What's the shortest length code to get it in Objective-C?

This is my current code:

int theNumber = 204398234;
int theDigitPlace = 3;//hundreds place
int theDigit = (int)floorf((float)((10)*((((float)theNumber)/(pow(10, theDigitPlace)))-(floorf(((float)theNumber)/(pow(10, theDigitPlace)))))));

//Returns "2"

Answer 1

Another solution that uses integer math, and a single line of code:

int theNumber = 204398234;
int result = (theNumber/100) % 10;

This is likely the fastest solution proposed yet.

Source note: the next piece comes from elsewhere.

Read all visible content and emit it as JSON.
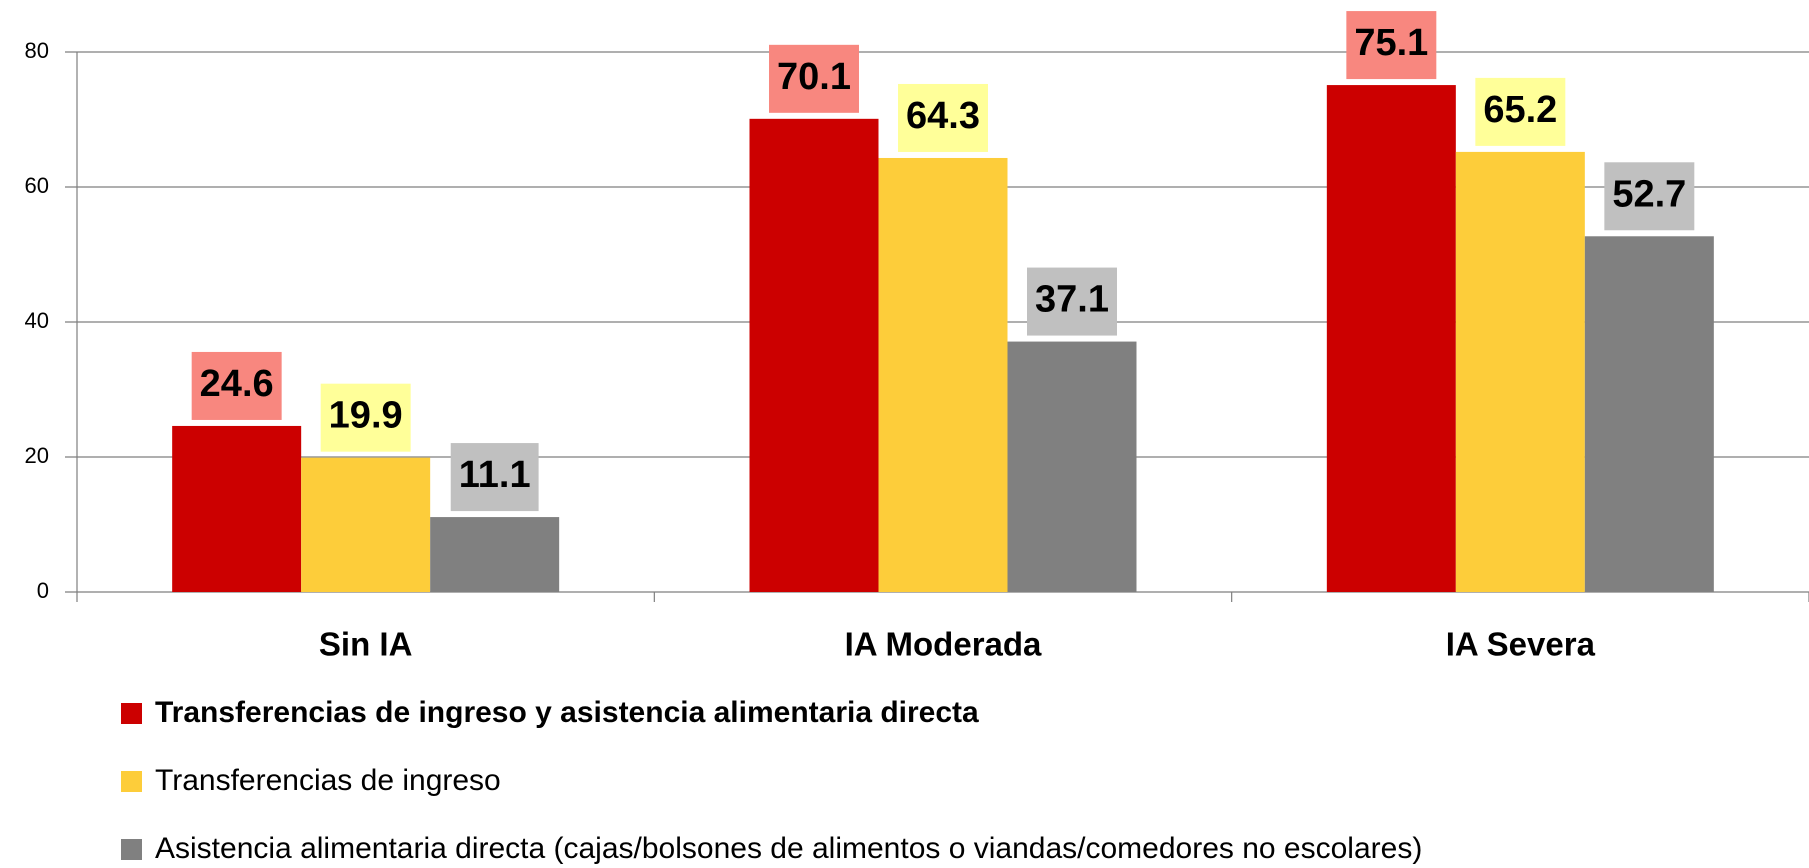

It shifts the hundreds place down into the 1s place, then uses modulo arithmetic to get rid of everything but the lowest-order decimal digit.

Answer 2

How about good old C?

int theNumber = 204398234;
char output[20];   //Create a string bigger than any number we might get.
sprintf(output, "%d", theNumber);
int theDigit = output[strlen(output)-4]-'0'; //index is zero-based.

That's really only 2 executable lines.

Yours is only 1 line, but that's a nasty, hard-to-understand expression you've got there, and uses very slow transcendental math.

Note: Fixed to take the 3rd digit from the right instead of the 3rd from the left. (Thanks @Maddy for catching my mistake)

Answer 3

There are probably better solutions, but this one is slightly shorter:

int theNumber = 204398234;
int theDigitPlace = 3;//hundreds place
int theDigit = (theNumber/(int)(pow(10, theDigitPlace - 1))) % 10;

In your case, it divides the number by 100 to get 2043982 and then "extracts" the last decimal digit with the "remainder operator" %.

Remark: The solution assumes that the result of pow(10, theDigitPlace - 1) is exact. This works because double has about 16 significant decimal digits and int on iOS is a 32-bit number and has at most 10 decimal digits.